Vamos então, desde o grande templo de Tai’an, iniciar a escalada da montanha Tai, na longa caminhada pela Rota do Centro ao longo de 11 quilómetros que contemplam 7200 degraus, por trilhos ora suaves, ora pedregosos e empinados. Serão oito horas bem medidas de percurso com algumas paragens para descansar, enfiar umas sandes, beber umas garrafas de água e, sobretudo, estender os olhos pela paisagem que vai subindo e crescendo em redor conforme avançamos.

A ascensão vale todas as penas. Há bosques, cascatas e pontes suspensas, pinheiros solenes cravados na rocha, o canto dos pássaros, o deslizar dos perfumes da vegetação rara que cresce nas encostas, há pórticos e arcos, torreões e altares, pavilhões e pequenos templos, um ou outro abrigo para monges de eras passadas, tudo velho e gasto pelos séculos. Lá mais em cima, encontramos estelas e pedras lisas rasgadas pela mão do homem para nelas se gravarem caracteres, inscrições, orações, frases auspiciosas, poemas, relatos da ascensão a Taishan feita por imperadores e mais gente ilustre, tudo em escrita elaborada, requintada. De resto, os grandes rochedos e penhascos que sobressaem nos lugares mais elevados correspondem aos ossos da montanha. Alguns levam a marca depurada da passagem dos homens.[1]
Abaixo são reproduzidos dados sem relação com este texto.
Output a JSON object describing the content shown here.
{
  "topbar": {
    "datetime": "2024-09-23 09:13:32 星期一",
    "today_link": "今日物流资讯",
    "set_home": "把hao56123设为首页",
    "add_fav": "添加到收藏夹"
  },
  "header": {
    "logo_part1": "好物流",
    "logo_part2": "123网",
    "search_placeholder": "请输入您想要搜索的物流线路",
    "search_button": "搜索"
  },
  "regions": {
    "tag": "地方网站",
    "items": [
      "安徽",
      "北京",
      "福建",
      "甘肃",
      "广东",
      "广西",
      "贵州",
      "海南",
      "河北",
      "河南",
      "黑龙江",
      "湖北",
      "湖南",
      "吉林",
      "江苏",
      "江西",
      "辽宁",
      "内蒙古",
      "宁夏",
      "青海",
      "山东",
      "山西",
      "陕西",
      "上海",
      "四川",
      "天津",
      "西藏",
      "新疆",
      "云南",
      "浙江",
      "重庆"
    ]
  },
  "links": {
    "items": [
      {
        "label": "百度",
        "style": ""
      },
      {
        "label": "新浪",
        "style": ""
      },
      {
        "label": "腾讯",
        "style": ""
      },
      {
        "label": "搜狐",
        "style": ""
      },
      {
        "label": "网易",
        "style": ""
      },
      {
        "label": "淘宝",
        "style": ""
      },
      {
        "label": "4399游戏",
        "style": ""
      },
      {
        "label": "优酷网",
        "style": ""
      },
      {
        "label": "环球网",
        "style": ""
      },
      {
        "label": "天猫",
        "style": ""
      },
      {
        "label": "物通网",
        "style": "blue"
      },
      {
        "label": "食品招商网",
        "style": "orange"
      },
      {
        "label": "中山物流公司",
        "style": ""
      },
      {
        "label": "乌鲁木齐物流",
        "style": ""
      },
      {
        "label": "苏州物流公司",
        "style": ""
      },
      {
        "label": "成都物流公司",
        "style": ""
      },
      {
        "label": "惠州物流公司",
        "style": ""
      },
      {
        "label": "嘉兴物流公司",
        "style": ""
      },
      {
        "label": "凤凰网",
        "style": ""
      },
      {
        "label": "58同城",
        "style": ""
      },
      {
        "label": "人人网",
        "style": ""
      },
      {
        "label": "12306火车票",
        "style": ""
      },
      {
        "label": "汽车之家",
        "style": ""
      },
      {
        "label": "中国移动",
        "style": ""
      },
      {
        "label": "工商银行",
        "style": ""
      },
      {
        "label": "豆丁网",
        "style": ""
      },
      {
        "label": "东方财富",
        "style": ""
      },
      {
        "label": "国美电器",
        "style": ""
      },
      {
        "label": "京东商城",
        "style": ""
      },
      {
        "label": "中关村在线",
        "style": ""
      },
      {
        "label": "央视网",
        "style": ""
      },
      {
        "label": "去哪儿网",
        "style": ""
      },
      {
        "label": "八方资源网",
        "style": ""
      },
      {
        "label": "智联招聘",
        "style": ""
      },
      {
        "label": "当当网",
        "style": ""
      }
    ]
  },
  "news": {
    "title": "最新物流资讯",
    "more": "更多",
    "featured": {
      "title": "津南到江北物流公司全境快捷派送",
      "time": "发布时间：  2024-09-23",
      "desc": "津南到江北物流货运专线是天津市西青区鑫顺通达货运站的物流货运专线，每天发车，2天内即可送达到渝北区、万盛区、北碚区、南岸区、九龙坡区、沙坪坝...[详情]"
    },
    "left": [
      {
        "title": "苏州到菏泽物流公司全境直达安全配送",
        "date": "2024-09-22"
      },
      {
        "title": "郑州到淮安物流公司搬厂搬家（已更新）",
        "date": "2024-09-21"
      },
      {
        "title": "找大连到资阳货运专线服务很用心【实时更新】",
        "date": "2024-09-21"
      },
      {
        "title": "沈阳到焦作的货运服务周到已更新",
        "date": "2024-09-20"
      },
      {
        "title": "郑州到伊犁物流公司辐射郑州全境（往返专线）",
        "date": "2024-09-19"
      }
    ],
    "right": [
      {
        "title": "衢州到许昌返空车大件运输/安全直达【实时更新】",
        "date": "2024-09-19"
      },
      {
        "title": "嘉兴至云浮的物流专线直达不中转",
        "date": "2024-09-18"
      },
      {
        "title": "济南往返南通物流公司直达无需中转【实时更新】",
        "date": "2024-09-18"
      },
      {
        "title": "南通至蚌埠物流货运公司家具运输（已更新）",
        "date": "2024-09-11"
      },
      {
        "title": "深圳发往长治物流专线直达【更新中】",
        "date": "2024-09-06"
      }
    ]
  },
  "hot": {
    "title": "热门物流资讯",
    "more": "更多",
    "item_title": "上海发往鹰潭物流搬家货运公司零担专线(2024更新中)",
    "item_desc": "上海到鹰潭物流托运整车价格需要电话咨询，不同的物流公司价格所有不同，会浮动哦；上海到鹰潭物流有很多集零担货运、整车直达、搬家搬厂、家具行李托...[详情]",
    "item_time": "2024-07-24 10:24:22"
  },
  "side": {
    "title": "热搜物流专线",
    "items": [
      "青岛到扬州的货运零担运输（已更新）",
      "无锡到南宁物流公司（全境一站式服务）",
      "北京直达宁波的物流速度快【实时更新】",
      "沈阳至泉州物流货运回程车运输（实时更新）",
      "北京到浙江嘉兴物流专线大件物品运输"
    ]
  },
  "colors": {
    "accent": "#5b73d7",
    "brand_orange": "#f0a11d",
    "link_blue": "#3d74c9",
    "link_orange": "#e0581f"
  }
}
Em Maio de 1980, a minha segunda subida a Taishan prolongou-se por dois dias, mais um dia inteiro para descer. Tive o tempo que quis para fruir a montanha e por ali fiquei a embeber em mim a singular majestade dos espaços da serrania. A meio da primeira tarde, cheguei a Zhongtian Men, a Segunda Porta do Centro do Céu, ainda longe dos cumes dos montes. Chamou por mim um hotelzinho aconchegado em restos restaurados de um antigo templo. Encontrei jantar e quarto, sem banho. Arranjaram-me uma habitação espaçosa, desafogada. Comi uma tijela de arroz, uns legumes cortados, uns fiapos de carne, bebi duas canecas de chá. E, exausto pela escalada, dormi esplendorosamente numa cama pequena, na companhia de mais 11 camas semelhantes onde se deitaram outros tantos chineses, esquecendo por completo os odores de gente suada e mal lavada – a começar por mim -, e o ressonar glorioso de uns desirmanados filhos do Império.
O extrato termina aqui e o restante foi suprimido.